阮父阮母稱不上大善人,可平素與鄰裡間一向和和氣氣,連臉都沒紅過,如今被人如此針對,哪有不驚慌之理。

阮柔安慰,“娘,只要我們自己問心無愧,官老爺們地定然能還我們個公道。就算把那酒樓掌櫃拉到公堂,他也肯定不會承認,不過耍了田永一道罷了。至於跟人結怨,非我所願,可總不能為了旁人,連生意都不做了吧,”

阮母聽了有理,總算將擔心放下些許,只是晚上等熄燈上床,輾轉難眠,與阮父閑聊起來,依舊難免憂慮。

阮父勸,“孩子長大了,你就讓她去闖,我瞧杏花是個能立起來的性子,她都不怕,咱倆活一大把年紀的人,有什麼好怕的。”

“我還不是不放心,你說這養孩子,小的時候怕她生病受傷、磕到碰到,好不容易嫁人了,還所託非人,我有時候想想,都覺得對不起杏花。”阮母偷偷抹掉眼淚,心酸不已。

阮父被說得也有點心酸,可他是當家的,自然不能漏怯,還是哽著嗓子粗聲粗氣道,“哪有你想的那麼可怕,不過就是進一趟衙門,老子活這麼大,還是第一次呢,以後跟人喝酒,可算有了談資。”
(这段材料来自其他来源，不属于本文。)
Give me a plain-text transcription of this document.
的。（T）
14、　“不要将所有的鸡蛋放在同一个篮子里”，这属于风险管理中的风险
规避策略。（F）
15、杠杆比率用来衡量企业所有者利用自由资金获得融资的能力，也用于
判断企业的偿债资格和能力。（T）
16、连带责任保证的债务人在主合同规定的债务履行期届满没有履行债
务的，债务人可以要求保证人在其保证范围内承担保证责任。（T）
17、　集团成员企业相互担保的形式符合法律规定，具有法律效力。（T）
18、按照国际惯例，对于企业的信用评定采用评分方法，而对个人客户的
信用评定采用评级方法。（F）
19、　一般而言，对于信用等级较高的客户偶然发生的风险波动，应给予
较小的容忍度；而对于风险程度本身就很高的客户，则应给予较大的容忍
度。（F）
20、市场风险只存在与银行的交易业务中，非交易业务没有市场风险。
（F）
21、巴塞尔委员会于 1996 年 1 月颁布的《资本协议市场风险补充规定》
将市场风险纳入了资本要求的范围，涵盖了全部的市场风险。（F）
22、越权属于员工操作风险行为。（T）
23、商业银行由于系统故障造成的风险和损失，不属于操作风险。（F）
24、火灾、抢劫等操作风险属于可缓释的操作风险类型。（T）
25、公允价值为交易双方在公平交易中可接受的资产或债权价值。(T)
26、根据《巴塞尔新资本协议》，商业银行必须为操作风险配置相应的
阮母被他逗笑,渾身壓力驟減,便感到眼皮越來越重,幾縷睏意來襲,不多時,就閉眼睡了過去,還不時發出輕微的鼾聲。

倒是阮父,嘴上說的輕巧,實則心裡的擔驚受怕一點不比阮母少,等身邊人睡後,聽著那熟悉的呼嚕聲,愣是一夜沒怎麼睡著,第二天一早醒來,眼下青黑,格外顯眼。